The ongoing effort by the Union County Development Board and Duke Energy to develop the proposed Allied Industrial Park is designed to increase this county’s opportunities to successfully compete for new industry. Located at 1088 Gaffney Highway, Jonesville, it would be the county’s third certified industrial site joining the Trakas Industrial Site and the Sams Industrial Tract.
This process has been aided greatly by Duke Energy’s Site Readiness Program. The program identifies, assesses, improves and increases industrial sites in counties Duke Energy serves in North and South Carolina. The goal is to increase the inventory of industrial sites and advance their state of readiness.
Union County’s participation in this program has eliminated two of the four steps required by the state’s certification process, hastening the day the park becomes a reality. This is another example of how cooperation between the public and private sectors can benefit our community.
The collaboration between the development board and Duke Energy has also produced a list of the proposed site’s technical and marketing strengths and weaknesses. On the technical side, strengths include 82.8 acres of land available for development, adequate natural gas and water infrastructure on site and being located just 42 miles from the GSP International Airport. Weaknesses include being located 17 miles from I-85, a lack of zoning in the jurisdiction and being located 1.7 miles from municipal wastewater treatment infrastructure.
From a marketing perspective, Union County’s strength is its strong manufacturing base. It’s weaknesses are an unemployment rate higher than the state average and a lower rate of high school diploma and bachelor’s degree attainment.
While I-85 can’t be any closer, Union County’s other weaknesses can be addressed in such ways that they are ameliorated or even eliminated. First, Union County Council can — finally — pass a land use planning/zoning ordinance. Such an ordinance would provide industries with the assurance the values of their properties would be protected from unwanted adjacent development.
Second, wastewater treatment infrastructure could be provided either through reactivating a treatment facility already on site or the extension of sewer lines from the Town of Jonesville. These options, however, limit the kind of development that could occur because neither the on-site facility nor Jonesville’s system can handle heavy industrial waste. Only the City of Union has that capability and the sufficient capacity to do so.
The best solution would be for Union and Jonesville to link their systems and collaborate on the installation of the necessary infrastructure and to provide the required treatment services. This would enhance the park’s attractiveness to a wider range of industry and help open up the rest of the upper end of the county to industrial development.
Third, the county can begin lowering its high unemployment rate by raising its high school diploma and bachelor’s degree attainment rate. It could be argued the county is already doing this through the Union County School District’s Adult Education Program, USC-Union and the Advanced Technology Center.
Today’s employers want an educated workforce that has not only successfully completed high school but also college and/or technical school. Such a workforce has acquired the habits and discipline of learning and study and is therefore able to quickly absorb on-the-job training and adapt to the changing needs of the workplace.
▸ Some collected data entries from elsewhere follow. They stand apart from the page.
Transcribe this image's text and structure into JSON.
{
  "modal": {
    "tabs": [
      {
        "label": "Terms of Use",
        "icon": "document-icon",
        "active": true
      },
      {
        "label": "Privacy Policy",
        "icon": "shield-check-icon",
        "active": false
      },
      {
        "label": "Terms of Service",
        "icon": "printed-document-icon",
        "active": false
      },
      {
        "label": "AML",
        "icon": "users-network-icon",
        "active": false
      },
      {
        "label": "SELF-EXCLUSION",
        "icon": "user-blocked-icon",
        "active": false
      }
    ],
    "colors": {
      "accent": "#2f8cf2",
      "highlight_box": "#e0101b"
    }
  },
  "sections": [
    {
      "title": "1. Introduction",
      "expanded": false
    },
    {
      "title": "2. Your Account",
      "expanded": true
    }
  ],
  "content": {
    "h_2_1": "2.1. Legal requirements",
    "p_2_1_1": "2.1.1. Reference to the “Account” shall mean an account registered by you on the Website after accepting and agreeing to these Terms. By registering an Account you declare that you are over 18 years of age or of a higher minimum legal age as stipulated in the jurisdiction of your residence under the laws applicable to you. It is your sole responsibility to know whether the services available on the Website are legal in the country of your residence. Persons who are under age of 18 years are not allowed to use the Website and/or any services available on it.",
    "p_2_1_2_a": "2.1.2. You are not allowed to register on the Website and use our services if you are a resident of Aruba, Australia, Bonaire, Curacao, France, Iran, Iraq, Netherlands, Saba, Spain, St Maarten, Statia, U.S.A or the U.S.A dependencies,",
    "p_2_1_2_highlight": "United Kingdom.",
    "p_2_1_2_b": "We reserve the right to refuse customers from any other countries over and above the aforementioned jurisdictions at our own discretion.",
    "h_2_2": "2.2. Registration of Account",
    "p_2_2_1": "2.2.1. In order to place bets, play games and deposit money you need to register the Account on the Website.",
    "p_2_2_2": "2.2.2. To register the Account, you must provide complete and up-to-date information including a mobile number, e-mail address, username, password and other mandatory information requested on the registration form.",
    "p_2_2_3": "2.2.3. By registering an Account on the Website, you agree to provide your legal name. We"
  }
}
Adult Ed provides men and women with a second chance to achieve what they should have in high school. USC-Union is a magnificent institution of higher learning while the technology center provides the technical training today’s workers need and today’s employers want. We’ve already seen what the technology center —in cooperation with the private sector — can deliver in the form of the 20 newly-employed workers at Gestamp.
Education is the key to a lower unemployment rate and better job opportunities for our community but only if the people of Union County take advantage of it. It is we the people who have it within our power to mitigate and even eliminate the weaknesses holding our community back while increasing the strengths that provide the foundation for a better future.
We must demand of our elected leaders they do their part — land use, infrastructure, industrial parks — that will make us more attractive to business. We must then do our part by making continuing education an integral part of our lives so when industry comes looking it can see this is the place it wants to do business.
If that happens Union County will not only go from weakness to strength but to strength for generations to come.